July 29, 2014

Design Happy

For Richard Geary of Naples’ Geary Design, the “aha!” moment came in his eighth grade Latin class. “My teacher told us she had designed and built her own home,” he says. “I knew the house because I delivered papers to it. I thought to myself, wouldn’t that be cool to actually design your own house? For everybody I knew, a house was just something you moved into. I decided that at one point in my life, sooner rather than later, I would design my own home.” So he did—and as his lifestyle and design experience have grown and evolved, so has the house. With two major renovations completed, he’s now thinking about the next.

One’s home, he says, is never really finished.

When geary first designed his Golden Gate home, it was with some concessions. The majority of houses at the time were being built with 8-foot ceilings, a height that—when ceiling fans were added—Geary describes as “oppressive.” But for the then-28-year-old designer, it was the only affordable option, so he put himself to work devising other architectural elements that would compensate for the lack of height standard-sized walls typically afforded. The result was a scissor truss, which created volume throughout the home and enough height to safely install ceiling fans.
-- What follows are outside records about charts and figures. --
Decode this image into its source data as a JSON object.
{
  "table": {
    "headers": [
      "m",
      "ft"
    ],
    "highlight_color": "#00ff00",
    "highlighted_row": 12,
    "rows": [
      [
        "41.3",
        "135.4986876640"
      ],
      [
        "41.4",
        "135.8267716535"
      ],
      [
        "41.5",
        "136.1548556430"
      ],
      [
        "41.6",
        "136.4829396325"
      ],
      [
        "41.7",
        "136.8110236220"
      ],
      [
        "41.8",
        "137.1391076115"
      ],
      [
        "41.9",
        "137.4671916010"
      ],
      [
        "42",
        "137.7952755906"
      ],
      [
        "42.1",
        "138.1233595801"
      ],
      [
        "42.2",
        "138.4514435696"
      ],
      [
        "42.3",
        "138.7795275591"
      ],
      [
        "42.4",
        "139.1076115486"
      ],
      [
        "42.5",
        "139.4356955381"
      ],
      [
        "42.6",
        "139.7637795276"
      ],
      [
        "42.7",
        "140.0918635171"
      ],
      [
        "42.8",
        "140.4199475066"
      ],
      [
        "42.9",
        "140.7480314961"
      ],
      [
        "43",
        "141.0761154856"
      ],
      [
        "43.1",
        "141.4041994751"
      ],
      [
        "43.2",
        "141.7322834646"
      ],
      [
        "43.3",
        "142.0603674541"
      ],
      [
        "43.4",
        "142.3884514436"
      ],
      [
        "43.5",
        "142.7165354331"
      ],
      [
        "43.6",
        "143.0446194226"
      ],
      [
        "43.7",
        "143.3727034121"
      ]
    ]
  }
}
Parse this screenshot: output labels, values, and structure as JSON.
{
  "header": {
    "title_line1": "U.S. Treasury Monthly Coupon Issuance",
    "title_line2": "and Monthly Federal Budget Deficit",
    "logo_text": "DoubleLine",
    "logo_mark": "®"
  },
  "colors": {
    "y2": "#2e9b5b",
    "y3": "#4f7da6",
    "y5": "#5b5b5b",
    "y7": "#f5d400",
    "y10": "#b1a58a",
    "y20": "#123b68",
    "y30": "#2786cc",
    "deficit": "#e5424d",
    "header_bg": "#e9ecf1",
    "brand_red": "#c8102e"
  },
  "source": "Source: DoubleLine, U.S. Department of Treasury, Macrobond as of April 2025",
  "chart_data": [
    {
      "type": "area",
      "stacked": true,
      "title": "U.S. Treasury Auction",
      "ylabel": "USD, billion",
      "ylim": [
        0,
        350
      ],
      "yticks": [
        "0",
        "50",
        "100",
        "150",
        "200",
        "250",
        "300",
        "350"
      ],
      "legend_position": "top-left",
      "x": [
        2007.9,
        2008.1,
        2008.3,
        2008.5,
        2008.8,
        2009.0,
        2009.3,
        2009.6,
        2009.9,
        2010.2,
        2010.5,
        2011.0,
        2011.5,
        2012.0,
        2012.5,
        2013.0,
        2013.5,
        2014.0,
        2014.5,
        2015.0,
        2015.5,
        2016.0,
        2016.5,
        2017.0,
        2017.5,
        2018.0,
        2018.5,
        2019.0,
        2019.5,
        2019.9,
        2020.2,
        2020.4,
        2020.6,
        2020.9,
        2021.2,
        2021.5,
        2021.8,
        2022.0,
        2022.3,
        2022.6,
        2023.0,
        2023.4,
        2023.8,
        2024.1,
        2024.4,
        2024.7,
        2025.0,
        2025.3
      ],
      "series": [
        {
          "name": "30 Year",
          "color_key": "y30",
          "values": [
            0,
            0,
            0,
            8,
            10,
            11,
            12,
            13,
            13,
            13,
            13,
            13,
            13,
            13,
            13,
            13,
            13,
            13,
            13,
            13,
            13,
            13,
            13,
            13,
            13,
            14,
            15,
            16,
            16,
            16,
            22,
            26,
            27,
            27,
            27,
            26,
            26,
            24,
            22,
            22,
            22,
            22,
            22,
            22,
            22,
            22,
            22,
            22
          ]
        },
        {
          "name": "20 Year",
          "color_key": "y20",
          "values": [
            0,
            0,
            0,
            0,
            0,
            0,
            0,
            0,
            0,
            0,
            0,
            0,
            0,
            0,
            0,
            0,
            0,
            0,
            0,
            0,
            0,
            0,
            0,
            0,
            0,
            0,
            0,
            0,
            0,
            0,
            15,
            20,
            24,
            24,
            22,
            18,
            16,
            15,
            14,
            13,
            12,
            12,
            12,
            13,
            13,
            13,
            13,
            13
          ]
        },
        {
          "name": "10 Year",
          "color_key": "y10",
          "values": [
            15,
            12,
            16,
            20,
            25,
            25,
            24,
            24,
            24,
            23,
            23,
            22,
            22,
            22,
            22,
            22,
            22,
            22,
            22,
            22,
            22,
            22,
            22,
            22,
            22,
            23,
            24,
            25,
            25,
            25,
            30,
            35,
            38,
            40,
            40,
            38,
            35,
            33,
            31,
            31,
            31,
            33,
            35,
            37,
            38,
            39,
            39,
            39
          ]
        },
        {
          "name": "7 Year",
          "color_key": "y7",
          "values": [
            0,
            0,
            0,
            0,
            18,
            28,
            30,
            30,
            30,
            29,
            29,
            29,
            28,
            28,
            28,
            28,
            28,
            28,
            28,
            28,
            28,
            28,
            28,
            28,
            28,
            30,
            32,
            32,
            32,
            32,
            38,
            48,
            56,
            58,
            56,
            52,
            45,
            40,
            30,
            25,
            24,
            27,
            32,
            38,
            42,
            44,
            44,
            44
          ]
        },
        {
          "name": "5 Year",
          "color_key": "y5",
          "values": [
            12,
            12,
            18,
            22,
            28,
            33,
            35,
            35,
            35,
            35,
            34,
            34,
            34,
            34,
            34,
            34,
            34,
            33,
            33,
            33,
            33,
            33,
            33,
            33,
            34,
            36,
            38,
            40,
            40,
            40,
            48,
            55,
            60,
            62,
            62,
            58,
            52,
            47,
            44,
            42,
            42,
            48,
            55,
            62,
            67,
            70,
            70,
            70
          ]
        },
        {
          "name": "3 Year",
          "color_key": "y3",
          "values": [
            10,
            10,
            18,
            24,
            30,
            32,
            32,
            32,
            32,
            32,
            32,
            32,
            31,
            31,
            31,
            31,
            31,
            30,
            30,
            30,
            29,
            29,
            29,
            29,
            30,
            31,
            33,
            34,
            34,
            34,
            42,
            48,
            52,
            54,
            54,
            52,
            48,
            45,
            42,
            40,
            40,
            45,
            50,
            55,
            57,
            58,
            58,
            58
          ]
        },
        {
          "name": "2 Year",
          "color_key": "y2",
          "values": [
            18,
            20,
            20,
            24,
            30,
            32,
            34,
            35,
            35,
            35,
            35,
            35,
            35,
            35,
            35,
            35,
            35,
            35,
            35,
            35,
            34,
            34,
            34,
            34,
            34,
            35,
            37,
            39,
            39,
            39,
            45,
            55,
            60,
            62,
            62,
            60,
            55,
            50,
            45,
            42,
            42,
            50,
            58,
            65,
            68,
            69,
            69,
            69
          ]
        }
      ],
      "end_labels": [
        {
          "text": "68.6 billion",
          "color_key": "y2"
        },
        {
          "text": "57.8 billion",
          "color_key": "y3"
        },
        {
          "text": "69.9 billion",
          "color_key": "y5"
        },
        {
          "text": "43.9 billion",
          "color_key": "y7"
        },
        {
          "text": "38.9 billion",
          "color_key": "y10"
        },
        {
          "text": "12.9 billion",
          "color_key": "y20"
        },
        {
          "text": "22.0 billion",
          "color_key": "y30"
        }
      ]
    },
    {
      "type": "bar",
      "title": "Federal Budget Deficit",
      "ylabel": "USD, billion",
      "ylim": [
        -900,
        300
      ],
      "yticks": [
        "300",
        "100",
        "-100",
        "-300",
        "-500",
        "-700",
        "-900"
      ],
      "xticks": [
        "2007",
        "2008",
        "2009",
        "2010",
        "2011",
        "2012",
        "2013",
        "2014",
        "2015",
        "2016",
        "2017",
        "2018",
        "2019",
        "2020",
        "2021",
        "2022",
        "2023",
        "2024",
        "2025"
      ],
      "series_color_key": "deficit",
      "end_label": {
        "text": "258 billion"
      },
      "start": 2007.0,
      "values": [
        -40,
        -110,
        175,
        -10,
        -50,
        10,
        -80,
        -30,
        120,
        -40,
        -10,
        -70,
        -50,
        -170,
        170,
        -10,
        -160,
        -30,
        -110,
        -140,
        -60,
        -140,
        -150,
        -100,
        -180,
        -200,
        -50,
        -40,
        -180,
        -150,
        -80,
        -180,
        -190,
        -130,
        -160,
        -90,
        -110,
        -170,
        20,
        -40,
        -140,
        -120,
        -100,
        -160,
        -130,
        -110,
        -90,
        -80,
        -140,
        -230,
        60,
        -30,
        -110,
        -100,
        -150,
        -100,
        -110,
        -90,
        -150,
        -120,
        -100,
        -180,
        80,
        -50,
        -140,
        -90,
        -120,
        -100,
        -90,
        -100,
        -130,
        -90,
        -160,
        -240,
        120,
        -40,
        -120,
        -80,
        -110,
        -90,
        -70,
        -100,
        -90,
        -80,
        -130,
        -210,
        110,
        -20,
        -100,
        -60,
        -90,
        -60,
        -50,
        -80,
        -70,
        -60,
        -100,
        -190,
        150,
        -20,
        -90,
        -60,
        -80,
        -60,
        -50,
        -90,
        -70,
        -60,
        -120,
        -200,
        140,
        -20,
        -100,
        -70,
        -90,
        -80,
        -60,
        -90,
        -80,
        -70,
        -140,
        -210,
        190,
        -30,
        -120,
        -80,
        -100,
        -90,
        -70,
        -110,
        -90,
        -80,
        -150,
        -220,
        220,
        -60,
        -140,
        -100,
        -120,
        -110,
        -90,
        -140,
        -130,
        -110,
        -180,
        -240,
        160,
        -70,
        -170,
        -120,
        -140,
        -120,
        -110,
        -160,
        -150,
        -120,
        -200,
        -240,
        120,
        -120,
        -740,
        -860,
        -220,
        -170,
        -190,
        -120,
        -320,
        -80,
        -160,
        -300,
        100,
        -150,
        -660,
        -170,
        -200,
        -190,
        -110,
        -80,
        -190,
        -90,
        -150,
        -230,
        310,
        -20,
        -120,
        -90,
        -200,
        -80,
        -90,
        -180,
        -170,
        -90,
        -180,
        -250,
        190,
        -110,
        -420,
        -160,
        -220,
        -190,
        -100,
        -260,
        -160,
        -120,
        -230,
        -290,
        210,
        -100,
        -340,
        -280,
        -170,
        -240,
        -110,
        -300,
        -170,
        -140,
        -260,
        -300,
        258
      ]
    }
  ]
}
The home has since undergone two renovations. The first, he says, was to upgrade materials. Basic carpeting gave way to Spanish terracotta tile; granite countertops replaced Formica; and higher-quality kitchen cabinetry was installed. The second renovation, pictured here, was a chance to “get rid of all the aggravations from the original house,” Geary says. “As my exposure to design grew, and my trips to Europe grew, I began to think more about what I could do to clean up all of the little things and simplify the architecture.

“All the air-conditioning outlets suddenly lined up with the lighting, and the lighting was pulled up into the ceiling with the same size openings as the air-conditioning outlets. The fireplace became this architectural element rather than a flat wall. I always thought the seat we had done with the fireplace was kind of clumsy. So I thought, wouldn’t it be nice to leave the fireplace up this high so people could sit on the hearth, but make it something sleek and elegant?”

The architectural furniture, Geary’s own designs, carries the room’s streamlined look, as does the flooring, which, he reveals, is actually made of cork. “It looks like concrete, but it’s easy to live with and maintain, and it’s terrific to walk on.”

As their lifestyle evolved, Richard and his wife, Gail, discovered their original Pullman-style kitchen wasn’t an ideal fit. “We realized how important the kitchen had become,” he explains. “Cooking became a bigger part of our lives. When we invited people over, everyone was in here. And that’s pretty typical when you’re entertaining. Everybody wants to be in the kitchen.”

In the renovation, that space, too, opened up to become an extension of the living room and dining room. “We wanted a kitchen that didn’t look like a kitchen,” Geary says, so he designed cabinetry and a large, 11-foot-long island using matched veneer panels and smooth stone that would look more like furniture than the standard kitchen outfitting. “The only thing that’s there,” he says, “is a sculptural-looking sink spout. We even had the sinks specially made so they were oversized, but they fit into the grid of this perfectly.”

Geary knew that when he opened up the kitchen, the end wall would become much more prominent. “I wanted to make it as clean as possible and do something fairly dramatic, and that’s where the artwork comes in,” he says. “We used the artwork almost as an architectural element, because in many cases, I think of artwork as adding a window. It just has a different view.”

It was important to him to have an unobstructed view of that artwork from the living room and dining room, and also to avoid ruining the ceiling’s “star” truss by putting holes in it for lighting. Rather than installing a chandelier, Geary strung minimalistic lighting—just wide enough for two-inch light bulbs—between the headers on the kitchen cabinets. “They’re gimbaled, so you can put the light anywhere you want it to be, and they essentially become almost invisible,” he explains.

The 10-foot dining table was also strategically chosen. While walls originally defined the spaces between the rooms, Geary decided to instead use furniture for that purpose in his redesign. “The house, from the front door, is very layered,” he explains, a concept he picked up while working in Mexico, where houses are built with layers to create a sense of time and procession when entering a home. “So you have this area which is the living room, and then this long table, and then you run the chairs around. That creates a kind of barrier, so the table and chairs become a space maker and a separation point, as the island does in the kitchen.”